Они устроились на стволе, въевшемся в землю, как древняя колода. Некоторое время молчали, пересчитывая желтые кувшинки на воде и следя за утками. Пернатая пара бороздила темную воду, распространяя волны, которые покачивали ряску и шуршащую осоку.
— У них. На всю. Жизнь, — кивнула на птиц бывшая староста.
— Угу.
— А ты. Чего. Развелся? — вдруг спросила она.
— Я? Да так… Жена ушла.
— Куда?
— К другому.
— Как. Это? — Валюшкина спросила с таким изумлением, словно впервые в жизни услышала, что жены иногда бросают мужей.
— Вот так.
— Молодого нашла?
— Нет, старого, но богатого.
— Дура. Дети. Есть?
— Дочь. Настя.
— Сколько. Лет?
— Погоди, — Кокотов стал высчитывать. — Двадцать пять.
— На тебя. Похожа?
— Не знаю.
— Как. Это. Не знаешь?
— Я дочь видел в последний раз, когда ей был годик.
— А потом?
— Потом Елена вышла замуж за другого, и он ее удочерил.
— Старик?
— Нет, за старика вышла Вероника, а Лена вышла за молодого. Офицера.
— Запутал. Летун! — с осуждением проговорила бывшая староста.
— Так получилось. Но ты мне всегда нравилась, — чуть в нос признался «Похититель поцелуев» и стал медленно склоняться к Нинке с лобзательным намерением.
— Поздно, Дубровский! — усмехнулась она и загородилась букетом. — Пошли. Поедим.
…Ресторан оказался пуст, точно располагался не в центре Москвы, а в каком-то умирающем поселении, где закрыли главный завод, и народ постепенно разъехался в поисках заработков. В зале томились две нерусские официантки и быковатый бармен, тоскующий в обществе невостребованных бутылок. Одноклассники устроились на веранде у окна, откуда открывался вид на липовую аллею.
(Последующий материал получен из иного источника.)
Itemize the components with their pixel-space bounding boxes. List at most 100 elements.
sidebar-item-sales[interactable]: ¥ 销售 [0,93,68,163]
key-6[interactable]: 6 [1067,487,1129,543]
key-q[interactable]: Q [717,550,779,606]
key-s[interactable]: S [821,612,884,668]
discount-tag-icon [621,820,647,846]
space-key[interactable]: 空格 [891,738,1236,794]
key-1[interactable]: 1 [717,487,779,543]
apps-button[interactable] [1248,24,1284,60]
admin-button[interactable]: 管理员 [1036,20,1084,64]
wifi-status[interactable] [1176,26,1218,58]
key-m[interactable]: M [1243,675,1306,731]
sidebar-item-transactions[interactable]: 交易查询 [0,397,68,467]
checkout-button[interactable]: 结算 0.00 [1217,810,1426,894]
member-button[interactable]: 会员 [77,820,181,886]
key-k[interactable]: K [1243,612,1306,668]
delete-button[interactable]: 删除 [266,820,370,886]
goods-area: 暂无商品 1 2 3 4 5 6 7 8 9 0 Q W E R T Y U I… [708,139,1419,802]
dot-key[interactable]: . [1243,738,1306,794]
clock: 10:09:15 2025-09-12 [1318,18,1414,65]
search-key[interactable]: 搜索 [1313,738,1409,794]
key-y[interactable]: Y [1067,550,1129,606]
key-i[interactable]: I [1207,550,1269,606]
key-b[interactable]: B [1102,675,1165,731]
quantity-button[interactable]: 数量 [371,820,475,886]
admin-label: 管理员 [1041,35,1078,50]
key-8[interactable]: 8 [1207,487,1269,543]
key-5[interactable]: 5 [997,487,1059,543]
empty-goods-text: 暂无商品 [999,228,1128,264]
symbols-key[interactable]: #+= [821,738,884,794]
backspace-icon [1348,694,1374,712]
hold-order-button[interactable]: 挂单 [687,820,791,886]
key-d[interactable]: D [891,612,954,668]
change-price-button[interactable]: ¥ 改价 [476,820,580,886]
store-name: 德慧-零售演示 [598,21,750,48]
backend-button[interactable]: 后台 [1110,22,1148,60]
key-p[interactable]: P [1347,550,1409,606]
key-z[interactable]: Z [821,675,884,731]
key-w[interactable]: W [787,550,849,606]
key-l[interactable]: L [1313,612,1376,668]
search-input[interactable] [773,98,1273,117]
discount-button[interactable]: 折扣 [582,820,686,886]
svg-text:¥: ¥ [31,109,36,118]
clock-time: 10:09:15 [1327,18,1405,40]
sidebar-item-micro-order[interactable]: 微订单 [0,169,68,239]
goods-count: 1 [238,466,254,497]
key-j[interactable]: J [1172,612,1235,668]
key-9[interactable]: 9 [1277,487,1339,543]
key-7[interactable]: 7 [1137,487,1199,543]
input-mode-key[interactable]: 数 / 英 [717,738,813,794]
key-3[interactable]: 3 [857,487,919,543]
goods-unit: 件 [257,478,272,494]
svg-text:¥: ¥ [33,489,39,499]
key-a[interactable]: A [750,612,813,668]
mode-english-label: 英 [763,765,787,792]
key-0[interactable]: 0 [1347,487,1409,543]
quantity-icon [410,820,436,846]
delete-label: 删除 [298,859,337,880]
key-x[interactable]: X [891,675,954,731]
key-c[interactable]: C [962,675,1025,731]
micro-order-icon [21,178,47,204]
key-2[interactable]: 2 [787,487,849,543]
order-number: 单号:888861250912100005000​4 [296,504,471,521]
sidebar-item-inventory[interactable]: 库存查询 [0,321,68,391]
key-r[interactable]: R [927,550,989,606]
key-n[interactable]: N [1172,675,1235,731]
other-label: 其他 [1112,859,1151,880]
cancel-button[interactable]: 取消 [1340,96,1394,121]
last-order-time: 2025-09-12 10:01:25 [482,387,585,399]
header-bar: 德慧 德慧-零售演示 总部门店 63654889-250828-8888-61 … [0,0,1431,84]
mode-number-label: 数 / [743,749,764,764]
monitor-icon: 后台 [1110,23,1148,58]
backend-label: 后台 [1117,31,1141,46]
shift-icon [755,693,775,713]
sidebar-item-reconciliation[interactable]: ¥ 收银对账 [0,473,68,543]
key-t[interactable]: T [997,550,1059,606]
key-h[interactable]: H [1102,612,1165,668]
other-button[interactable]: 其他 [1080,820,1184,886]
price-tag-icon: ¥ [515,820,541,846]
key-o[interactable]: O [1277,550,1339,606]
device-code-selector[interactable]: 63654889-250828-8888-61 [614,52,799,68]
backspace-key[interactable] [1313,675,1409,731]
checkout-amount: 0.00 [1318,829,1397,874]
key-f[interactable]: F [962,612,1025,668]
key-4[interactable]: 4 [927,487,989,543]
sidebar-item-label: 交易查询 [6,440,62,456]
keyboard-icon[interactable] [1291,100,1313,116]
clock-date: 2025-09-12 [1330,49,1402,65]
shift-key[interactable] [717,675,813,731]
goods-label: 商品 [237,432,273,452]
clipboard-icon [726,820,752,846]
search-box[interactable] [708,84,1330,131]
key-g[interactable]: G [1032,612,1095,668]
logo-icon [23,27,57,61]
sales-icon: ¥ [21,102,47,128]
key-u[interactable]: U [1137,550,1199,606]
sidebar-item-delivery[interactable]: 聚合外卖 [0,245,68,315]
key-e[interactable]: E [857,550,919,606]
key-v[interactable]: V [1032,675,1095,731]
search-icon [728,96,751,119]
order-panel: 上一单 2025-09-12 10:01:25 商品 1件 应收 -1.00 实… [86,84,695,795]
Там на лавочках одинокие женщины с книгами на коленях дожидались своих единственных мужчин, там гуляли, обнявшись, влюбленные, среди которых, возможно, были и книжницы, дочитавшиеся до личного счастья. И как результат: молодые мамы катили по аллее коляски, иногда останавливаясь и нежно склоняясь над младенцами.
Несмотря на отсутствие посетителей, официантки долго не брали заказ. Наконец к ним подошла узкоглазая девчушка с бейджиком «Гулрухсор». Она положила на стол две кожаные тисненые папки — в таких при Советской власти, отправляя на заслуженный отдых, вручали бодрым пенсионерам прощальные адреса от безутешного коллектива. Андрей Львович раскрыл меню, вчитался, и Внутренний Жмот затомился, сравнивая здешние цены с «Царским поездом».
— Ты. Что. Пьешь? — спросила Валюшкина.
— Я… я… — Кокотов заметался взглядом по страницам, ища вино подешевле, но вовремя спохватился, мысленно отхлестал Внутреннего Жмота по щекам позорным «Сюрпризом Подмосковья» и выбрал самое дорогое вино. — Шато Гранель 2005-го…
— Ого! — сказала Нинка.
— Это, конечно, не гаражное вино, но пить можно.
— Соображаешь, — похвалила одноклассница, странно глянув на него. — Но. Тут. Дорого!
— Не волнуйся, я получил гонорар! — успокоил автор «Жадной нежности», чувствуя, как упирается в грудь несгибаемый бумажник. — Хочешь омаров на гриле? — предложил он, гордясь роскошным словом «омары».
— Там. Есть. Нечего. Возьми. Мраморную. Вырезку. Мне — салат.
Она взмахом руки подозвала Гулрухсор и продиктовала заказ. Азиаточка записала, кивая и улыбаясь, потом ушла и минут через пять, смущенная, вернулась в сопровождении восточной подружки, но только постарше. Согласно бейджику, звали ее Зульфия.
— Извините, пожалуйста, — сказала та с приятным акцентом. — Гуля — новенькая и еще плохо говорит по-русски.
— Откуда она? — спросил Кокотов.
— Мы обе из Куляба. Но я в школу пошла еще при Советской власти. А Гуля потом. Молодые теперь у нас по-русски не знают.